<i><small>Cyberama von Thomas Vašek</small></i>
Totale Kontrolle: Internet-Übermacht USA

Wie die US-amerikanische Internetindustrie das Netz beherrscht.

Europa brauche eine eigene Internetindustrie, um wettbewerbsfähig zu bleiben, erklärte neulich die deutsche Bundeskanzlerin Angela Merkel. Die Forderung ist so berechtigt wie lächerlich. Die "Prism“-Enthüllungen zeigen unter anderem in aller Deutlichkeit: Der technologische Vorsprung der USA ist gewaltig - und vermutlich uneinholbar.

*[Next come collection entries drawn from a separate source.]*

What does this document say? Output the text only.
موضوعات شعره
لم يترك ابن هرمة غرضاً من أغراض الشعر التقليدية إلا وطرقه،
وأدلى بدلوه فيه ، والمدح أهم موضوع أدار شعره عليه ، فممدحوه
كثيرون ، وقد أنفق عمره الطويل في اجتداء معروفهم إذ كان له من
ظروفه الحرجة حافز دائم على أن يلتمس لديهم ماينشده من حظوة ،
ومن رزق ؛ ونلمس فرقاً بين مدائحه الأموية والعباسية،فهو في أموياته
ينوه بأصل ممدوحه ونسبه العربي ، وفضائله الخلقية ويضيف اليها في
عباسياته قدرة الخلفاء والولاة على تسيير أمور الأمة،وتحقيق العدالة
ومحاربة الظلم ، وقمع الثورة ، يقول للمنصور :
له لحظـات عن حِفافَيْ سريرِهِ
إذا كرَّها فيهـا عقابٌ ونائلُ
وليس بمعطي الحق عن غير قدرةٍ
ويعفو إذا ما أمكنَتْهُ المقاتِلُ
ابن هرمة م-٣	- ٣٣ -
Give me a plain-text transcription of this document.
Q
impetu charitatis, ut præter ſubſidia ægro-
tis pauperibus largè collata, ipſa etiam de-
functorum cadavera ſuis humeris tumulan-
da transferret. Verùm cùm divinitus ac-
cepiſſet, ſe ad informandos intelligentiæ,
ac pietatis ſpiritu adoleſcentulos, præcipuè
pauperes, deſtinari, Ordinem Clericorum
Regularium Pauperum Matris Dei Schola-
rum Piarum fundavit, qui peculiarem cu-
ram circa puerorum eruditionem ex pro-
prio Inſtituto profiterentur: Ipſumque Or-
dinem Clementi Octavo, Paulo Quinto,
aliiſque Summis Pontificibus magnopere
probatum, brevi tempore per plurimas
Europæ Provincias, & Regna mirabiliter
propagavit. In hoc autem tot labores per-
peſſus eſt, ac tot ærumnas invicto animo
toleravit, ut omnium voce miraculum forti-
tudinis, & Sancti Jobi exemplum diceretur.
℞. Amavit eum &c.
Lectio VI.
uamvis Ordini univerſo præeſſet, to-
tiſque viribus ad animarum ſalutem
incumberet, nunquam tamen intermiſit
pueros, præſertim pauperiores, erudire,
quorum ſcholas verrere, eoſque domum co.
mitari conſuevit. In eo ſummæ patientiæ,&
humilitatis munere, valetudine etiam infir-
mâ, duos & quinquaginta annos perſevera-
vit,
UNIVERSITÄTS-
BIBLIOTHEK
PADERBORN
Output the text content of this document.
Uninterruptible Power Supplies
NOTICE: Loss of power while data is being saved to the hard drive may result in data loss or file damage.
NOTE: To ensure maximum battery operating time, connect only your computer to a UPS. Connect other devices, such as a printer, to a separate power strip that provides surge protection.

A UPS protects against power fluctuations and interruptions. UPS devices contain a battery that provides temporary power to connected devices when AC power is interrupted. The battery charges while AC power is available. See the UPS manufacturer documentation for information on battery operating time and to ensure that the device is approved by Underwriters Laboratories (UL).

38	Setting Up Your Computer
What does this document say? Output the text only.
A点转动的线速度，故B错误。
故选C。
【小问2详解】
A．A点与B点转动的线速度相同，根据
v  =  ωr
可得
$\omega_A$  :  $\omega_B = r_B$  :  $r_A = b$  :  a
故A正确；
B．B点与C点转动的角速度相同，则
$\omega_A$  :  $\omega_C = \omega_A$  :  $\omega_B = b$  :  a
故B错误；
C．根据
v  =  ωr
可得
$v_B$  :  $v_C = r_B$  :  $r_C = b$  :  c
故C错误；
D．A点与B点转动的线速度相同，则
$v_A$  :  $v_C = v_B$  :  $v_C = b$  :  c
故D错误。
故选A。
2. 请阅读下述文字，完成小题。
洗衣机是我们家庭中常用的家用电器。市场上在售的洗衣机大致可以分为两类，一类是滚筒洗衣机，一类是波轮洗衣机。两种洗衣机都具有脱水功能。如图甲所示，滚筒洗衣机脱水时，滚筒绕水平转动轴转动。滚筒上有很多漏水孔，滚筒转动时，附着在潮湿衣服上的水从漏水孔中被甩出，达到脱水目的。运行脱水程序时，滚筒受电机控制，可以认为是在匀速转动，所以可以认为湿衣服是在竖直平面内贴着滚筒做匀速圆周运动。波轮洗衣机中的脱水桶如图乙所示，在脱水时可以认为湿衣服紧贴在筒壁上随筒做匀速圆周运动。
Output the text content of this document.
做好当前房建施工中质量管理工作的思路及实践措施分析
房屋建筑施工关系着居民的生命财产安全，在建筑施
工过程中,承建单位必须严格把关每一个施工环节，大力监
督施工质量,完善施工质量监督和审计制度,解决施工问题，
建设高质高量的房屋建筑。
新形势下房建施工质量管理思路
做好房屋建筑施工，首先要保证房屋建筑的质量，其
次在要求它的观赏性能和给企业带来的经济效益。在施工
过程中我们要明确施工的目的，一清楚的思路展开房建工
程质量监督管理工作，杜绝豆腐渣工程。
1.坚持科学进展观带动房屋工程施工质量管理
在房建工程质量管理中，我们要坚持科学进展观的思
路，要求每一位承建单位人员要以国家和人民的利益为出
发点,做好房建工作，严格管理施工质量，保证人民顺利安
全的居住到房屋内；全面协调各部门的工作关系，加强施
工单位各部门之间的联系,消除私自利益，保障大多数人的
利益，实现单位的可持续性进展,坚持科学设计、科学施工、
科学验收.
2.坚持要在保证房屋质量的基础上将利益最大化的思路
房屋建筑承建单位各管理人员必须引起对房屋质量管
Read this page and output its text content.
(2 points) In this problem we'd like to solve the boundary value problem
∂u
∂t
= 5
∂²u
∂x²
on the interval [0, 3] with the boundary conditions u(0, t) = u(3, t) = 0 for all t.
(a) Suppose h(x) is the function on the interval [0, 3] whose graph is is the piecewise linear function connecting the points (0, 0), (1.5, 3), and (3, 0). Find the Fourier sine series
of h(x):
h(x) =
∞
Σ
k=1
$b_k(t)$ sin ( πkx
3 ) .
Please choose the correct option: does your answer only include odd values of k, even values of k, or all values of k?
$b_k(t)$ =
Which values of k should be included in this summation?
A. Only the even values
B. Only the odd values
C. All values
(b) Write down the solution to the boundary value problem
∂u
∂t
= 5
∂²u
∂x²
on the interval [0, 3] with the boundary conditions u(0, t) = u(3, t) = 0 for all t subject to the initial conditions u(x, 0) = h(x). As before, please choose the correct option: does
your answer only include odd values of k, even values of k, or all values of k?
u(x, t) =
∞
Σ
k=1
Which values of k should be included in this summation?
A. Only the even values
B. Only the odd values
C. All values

Als Beleg genügt schon das Faktum, dass praktisch der gesamte europäische Internetdatenverkehr über US-amerikanische Server läuft. Nicht zu reden von der Marktmacht der großen Internetkonzerne wie Google und Facebook. Man kann das auch so ausdrücken: Europa ist heute eine technologische Kolonie der USA. Die Abhängigkeit ist nahezu total. Ohne Zugang zu den amerikanischen Servern wäre Europa praktisch vom Netz abgeschnitten. Wir hätten kein Google, kein Facebook, kein Twitter. Man muss sich das einmal so drastisch vor Augen führen, um die wahre Dimension von "Prism“ besser zu verstehen: Die Europäer hängen am Tropf von US-Internetkonzernen, auf die sie de facto keinerlei Einfluss haben. Das ist eine historisch völlig neue Form der Fremdherrschaft. Früher mussten Kolonien wertvolle Rohstoffe an ihre "Mutterländer“ liefern. Heute liefert die "Kolonie Europa“ den Rohstoff Nutzerdaten an die US-Internetindustrie. Der Kolonialismus war historisch verbunden mit den Bestrebungen von Großmächten, ihren Einflussbereich auszudehnen. Heute könnte man von einem technologischen Imperialismus sprechen. Das ist das wirklich Beunruhigende an den "Prism“-Enthüllungen: Wir stehen nicht nur technisch hochgerüsteten Spionen gegenüber, sondern der Expansion einer Internetweltmacht, die praktisch das gesamte Netz kontrolliert.